By almost doubling its enrollment in short order, Hendry County’s education budget swelled unlike any in Florida over the past three years.
The school district is set to receive $89.9 million in total K-12 funding in 2021-22 to match its enrollment influx, a 67 percent increase compared to 2018-19. During that same timespan, the budget for schools in Broward County, one of the largest districts in the country, rose by less than 4 percent.
Further, Hendry’s education budget grew by more than 17 percent, 13.5 million, in the 2021 spending plan recently approved by lawmakers while school districts on average saw a decrease of .66 percent, according to state data.
“At the end of the day, we are trying to provide an alternative education option to meet the needs for individual students,” Michael Swindle, superintendent of Hendry County School District, said in an interview. “Obviously, it’s working.”
The legislation — steered by Fine and signed into law by DeSantis in the state budget — caps enrollment for virtual programs in Hendry and beyond.
For agreements coming after June 30, districts can only enroll half as many virtual students from outside the county as online students who reside locally. This language will prevent any new program from reaching the enrollment heights of Hendry, with the majority of Florida students expected to attend in-person classes next fall.
Additionally, the bill scaled back a rule that required every school district to offer students at least three virtual education options. Districts now must provide one online choice, which in many cases is likely to be the state-run Florida Virtual School.
In one piece that directly affects Hendry, the new law stipulates that a school district can’t enroll more virtual students from outside the county than its total pool of local students.
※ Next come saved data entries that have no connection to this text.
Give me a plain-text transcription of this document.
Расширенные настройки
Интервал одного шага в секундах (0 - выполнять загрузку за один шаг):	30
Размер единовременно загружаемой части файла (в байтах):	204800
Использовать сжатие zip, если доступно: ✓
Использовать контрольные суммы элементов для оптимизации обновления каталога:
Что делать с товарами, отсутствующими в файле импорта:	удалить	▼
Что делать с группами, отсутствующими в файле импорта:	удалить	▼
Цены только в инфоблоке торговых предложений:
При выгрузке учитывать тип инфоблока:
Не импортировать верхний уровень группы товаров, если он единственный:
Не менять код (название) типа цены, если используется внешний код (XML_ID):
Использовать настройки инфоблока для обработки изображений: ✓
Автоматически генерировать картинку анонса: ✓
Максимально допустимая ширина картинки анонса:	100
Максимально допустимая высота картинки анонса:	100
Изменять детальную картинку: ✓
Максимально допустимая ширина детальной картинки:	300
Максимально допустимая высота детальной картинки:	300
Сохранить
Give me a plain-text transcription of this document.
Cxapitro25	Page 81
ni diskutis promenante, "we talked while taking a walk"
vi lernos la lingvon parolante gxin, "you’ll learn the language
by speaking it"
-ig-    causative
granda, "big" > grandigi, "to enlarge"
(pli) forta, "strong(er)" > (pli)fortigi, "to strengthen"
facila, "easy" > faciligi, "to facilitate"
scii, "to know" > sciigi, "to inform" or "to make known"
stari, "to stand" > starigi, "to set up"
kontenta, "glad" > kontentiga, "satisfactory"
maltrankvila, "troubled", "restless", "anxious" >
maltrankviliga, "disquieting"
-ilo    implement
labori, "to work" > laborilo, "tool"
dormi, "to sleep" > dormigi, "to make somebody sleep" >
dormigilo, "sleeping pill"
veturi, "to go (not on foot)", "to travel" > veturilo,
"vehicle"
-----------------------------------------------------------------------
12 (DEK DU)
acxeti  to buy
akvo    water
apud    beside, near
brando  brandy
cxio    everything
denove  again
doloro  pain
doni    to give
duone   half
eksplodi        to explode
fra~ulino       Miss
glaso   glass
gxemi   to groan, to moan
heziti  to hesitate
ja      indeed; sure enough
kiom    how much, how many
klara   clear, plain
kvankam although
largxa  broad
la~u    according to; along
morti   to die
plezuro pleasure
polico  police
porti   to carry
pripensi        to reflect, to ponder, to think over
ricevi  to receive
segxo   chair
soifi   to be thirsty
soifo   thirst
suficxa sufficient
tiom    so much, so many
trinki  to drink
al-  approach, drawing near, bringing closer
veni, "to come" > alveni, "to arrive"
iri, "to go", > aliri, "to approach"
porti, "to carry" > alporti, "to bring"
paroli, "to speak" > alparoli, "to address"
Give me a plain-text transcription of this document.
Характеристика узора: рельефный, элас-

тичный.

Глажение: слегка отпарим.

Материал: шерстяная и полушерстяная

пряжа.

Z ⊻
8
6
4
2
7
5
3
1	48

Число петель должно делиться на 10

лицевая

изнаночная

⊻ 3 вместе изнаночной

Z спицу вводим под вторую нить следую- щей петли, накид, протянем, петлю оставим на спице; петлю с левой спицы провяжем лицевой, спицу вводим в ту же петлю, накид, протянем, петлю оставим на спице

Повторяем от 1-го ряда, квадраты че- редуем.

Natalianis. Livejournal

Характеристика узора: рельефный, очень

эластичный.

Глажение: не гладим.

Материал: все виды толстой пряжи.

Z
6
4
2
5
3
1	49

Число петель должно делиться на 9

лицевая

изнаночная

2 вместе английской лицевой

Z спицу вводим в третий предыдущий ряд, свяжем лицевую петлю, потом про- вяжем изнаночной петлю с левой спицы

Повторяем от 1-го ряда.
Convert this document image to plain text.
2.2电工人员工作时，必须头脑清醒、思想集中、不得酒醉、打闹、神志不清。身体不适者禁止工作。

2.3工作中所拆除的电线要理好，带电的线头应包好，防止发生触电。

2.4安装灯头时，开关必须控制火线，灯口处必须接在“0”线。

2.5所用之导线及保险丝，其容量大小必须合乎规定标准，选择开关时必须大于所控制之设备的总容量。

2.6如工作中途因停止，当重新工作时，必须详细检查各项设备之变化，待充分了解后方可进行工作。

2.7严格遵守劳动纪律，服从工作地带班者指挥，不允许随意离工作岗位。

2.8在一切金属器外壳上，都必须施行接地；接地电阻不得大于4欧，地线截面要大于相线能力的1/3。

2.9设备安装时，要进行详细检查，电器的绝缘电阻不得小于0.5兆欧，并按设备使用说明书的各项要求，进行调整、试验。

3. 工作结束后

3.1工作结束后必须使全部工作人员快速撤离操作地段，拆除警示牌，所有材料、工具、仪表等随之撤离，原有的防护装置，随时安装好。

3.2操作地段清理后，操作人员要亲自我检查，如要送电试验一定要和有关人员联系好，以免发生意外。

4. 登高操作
That would give the Digital Academy of Florida room to add fewer than 1,000 students, a ceiling that came as a shock to school leaders.
“We want to be here to serve every family,” Clark Berry, head of school at Digital Academy of Florida said in an interview. “With this cap, we have the potential of having to turn folks away.”
One school choice advocacy group, the National Coalition of Public School Options, was taken aback by the Legislature’s decision to cap virtual education options this year. The change is “almost unbelievable,” according to the group, given that state lawmakers pumped millions of dollars into expanding private school voucher programs in the same budget.
“The fact these massive steps backwards on educational choice and empowerment for so many Florida families occurred in the same session where other big steps forward were adopted for other families not only defies any explanation, but is in dire need of correction,” the group wrote in a statement calling for the policies to be reversed.
Lawmakers say online education policies will continue to be explored in Florida next session. In the meantime, though, state leaders are pushing for schools to return to “normal” operations in 2021-22, leaving an uncertain future for virtual enrollment.
Next school year can be a “reset” for parents to decide if online education is best for their children, said Sen. Manny Diaz Jr. (R-Hialeah), a school choice advocate in the Legislature.
“We want to continue to provide choice, but we have to make sure and measure that the products out there are providing the best education,” Diaz said.